2. La pente: vérifier que l’eau se dirige bien vers le caniveau, la rigole ou le regard. Un essai avec une petite quantité d’eau permet de repérer une contre-pente locale, sans arroser abondamment une colle encore fraîche.

3. Le contact sous les dalles: tapoter avec un maillet adapté et, en cas de doute, déposer une dalle avant la prise définitive pour contrôler le transfert du mortier-colle. Un son creux isolé ne suffit pas toujours à établir un défaut, mais une zone mal garnie doit être reprise.

Le jointoiement intervient généralement après 24 à 48 heures, selon le mortier-colle, la température, l’humidité et les indications du fabricant. Ce délai n’est pas une formalité: jointoyer trop tôt peut déplacer les dalles ou perturber le durcissement du collage.

Le mortier de joint doit être prévu pour l’extérieur et compatible avec la pierre naturelle. Il s’applique dans des joints débarrassés de la colle durcie, puis se nettoie avec une éponge humide et fréquemment rincée. Une éponge saturée d’eau peut délaver le joint, déposer un voile ou entraîner des pigments sur la pierre. Le nettoyage doit être progressif, sans noyer la surface.

Les joints souples périphériques et les joints de fractionnement se traitent séparément. Ils ne doivent pas être remplis avec un mortier rigide, car ils perdraient leur fonction. Leur fond, leur largeur et leur profondeur doivent correspondre au produit utilisé.

Le nettoyage final de la pierre mérite lui aussi de la retenue. Les produits acides ou trop agressifs peuvent attaquer une pierre calcaire et modifier son aspect. Les résidus de laitance se traitent avec un produit compatible, après essai, et non avec une solution improvisée appliquée sur toute la terrasse.

La pierre de Bourgogne ne demande pas de miracle.
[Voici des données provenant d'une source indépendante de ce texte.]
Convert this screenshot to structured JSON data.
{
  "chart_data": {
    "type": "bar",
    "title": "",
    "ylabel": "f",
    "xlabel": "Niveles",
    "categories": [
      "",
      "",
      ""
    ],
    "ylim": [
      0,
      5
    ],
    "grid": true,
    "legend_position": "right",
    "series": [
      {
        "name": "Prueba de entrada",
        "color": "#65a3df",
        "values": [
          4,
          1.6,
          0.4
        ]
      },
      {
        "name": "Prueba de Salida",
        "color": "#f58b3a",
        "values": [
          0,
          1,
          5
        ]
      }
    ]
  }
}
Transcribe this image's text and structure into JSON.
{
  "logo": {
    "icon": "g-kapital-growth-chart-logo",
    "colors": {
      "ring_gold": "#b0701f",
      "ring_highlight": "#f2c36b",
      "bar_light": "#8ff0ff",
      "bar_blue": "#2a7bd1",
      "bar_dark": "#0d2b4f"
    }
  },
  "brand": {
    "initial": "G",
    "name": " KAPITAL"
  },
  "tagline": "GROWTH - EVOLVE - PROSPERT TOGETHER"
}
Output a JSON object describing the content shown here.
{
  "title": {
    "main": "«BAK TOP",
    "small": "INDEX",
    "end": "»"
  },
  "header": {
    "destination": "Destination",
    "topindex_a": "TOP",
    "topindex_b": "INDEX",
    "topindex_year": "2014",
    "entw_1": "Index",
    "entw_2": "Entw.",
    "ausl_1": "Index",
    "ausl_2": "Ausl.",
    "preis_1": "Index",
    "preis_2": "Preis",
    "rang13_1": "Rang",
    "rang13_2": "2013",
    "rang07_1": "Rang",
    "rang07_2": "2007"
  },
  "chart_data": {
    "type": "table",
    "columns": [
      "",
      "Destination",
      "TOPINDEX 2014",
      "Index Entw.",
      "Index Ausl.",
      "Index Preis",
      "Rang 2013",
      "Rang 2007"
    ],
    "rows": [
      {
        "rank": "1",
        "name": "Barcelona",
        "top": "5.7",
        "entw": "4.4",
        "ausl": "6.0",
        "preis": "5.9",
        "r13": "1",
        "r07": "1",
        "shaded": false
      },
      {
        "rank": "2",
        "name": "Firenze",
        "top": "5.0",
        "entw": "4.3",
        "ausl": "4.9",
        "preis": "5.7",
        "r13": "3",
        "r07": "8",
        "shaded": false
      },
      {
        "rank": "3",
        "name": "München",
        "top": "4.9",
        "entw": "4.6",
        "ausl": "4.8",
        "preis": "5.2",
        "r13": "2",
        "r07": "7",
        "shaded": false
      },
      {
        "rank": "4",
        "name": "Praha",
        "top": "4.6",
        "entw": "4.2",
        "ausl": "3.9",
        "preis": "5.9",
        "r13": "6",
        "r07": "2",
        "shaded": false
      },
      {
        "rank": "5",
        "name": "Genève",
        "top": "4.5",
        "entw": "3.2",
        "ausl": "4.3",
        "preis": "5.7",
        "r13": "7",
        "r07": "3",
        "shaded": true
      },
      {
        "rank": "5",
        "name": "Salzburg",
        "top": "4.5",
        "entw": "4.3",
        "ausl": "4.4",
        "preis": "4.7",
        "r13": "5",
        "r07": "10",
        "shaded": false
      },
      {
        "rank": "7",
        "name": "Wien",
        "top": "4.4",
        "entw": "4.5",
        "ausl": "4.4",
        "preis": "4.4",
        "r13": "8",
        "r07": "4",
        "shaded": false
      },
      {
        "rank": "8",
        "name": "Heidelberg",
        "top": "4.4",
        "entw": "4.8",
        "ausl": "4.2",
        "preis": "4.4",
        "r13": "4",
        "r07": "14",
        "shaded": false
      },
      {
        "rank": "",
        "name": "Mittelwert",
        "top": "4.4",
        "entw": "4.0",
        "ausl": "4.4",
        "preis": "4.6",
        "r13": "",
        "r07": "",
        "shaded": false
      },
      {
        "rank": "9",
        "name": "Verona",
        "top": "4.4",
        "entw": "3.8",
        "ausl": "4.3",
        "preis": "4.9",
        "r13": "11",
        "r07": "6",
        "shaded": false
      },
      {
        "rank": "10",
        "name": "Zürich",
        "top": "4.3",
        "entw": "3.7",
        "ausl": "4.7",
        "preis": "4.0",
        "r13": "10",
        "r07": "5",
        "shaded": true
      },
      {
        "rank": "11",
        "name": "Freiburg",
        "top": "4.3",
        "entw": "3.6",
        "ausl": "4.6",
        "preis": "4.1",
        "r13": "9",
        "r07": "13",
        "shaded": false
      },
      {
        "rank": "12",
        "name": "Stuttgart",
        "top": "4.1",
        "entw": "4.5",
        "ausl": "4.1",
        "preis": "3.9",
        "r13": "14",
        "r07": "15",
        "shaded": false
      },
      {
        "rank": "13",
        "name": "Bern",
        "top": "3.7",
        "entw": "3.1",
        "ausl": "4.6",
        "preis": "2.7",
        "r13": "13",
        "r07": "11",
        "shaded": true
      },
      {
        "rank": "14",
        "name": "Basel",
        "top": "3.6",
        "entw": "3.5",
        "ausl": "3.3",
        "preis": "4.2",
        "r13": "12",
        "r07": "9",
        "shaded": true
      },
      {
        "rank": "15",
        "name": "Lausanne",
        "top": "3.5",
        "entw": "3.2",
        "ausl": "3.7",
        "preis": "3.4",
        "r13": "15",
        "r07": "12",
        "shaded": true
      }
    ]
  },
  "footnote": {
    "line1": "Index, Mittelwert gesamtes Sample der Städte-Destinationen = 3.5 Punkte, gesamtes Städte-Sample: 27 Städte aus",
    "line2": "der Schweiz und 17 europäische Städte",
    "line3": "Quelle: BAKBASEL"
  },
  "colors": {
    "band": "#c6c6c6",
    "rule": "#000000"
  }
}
Elle demande que ses contraintes soient prises dans le bon ordre: un support sec et stable, une planéité contrôlée, une pente qui évacue l’eau, un double encollage réellement exécuté, des joints capables d’accompagner les mouvements et une pose interrompue lorsque les conditions ne sont pas réunies.

C’est ce travail discret qui fait la différence entre des dalles en pierre de Bourgogne simplement posées et une terrasse pensée pour durer. La qualité ne se voit pas seulement dans la teinte de la pierre ou dans la netteté des coupes. Elle se trouve sous le dallage, dans les zones de contact, les pentes et les joints que personne ne remarque lorsqu’ils ont été correctement prévus.

Questions fréquentes

Quel est le délai de séchage nécessaire pour une dalle béton avant la pose ?
Le délai couramment retenu est de 28 jours minimum, bien que ce chiffre soit un repère qui ne dispense pas de vérifier l'état réel du support.
Quelle pente minimale faut-il prévoir pour une terrasse extérieure ?
Il est conseillé de prévoir une pente minimale de 1,5 %, soit environ 1,5 cm par mètre, orientée vers un point d'évacuation.
Pourquoi le double encollage est-il recommandé ?
Cette méthode permet d'obtenir un contact continu sous la dalle, limitant les vides où l'eau pourrait s'accumuler et causer des ruptures lors du gel.
Quelle largeur de joint choisir pour des dalles en pierre naturelle ?
Une largeur de 5 mm minimum est couramment retenue, avec une recommandation fréquente de 6 mm selon le format des dalles et les prescriptions du fabricant.
Peut-on poser de la pierre de Bourgogne en haute altitude ?
Au-delà de 900 mètres, les conditions d'exposition sont plus sévères et nécessitent une validation technique spécifique du complexe complet, car les méthodes classiques ne sont pas toujours adaptées.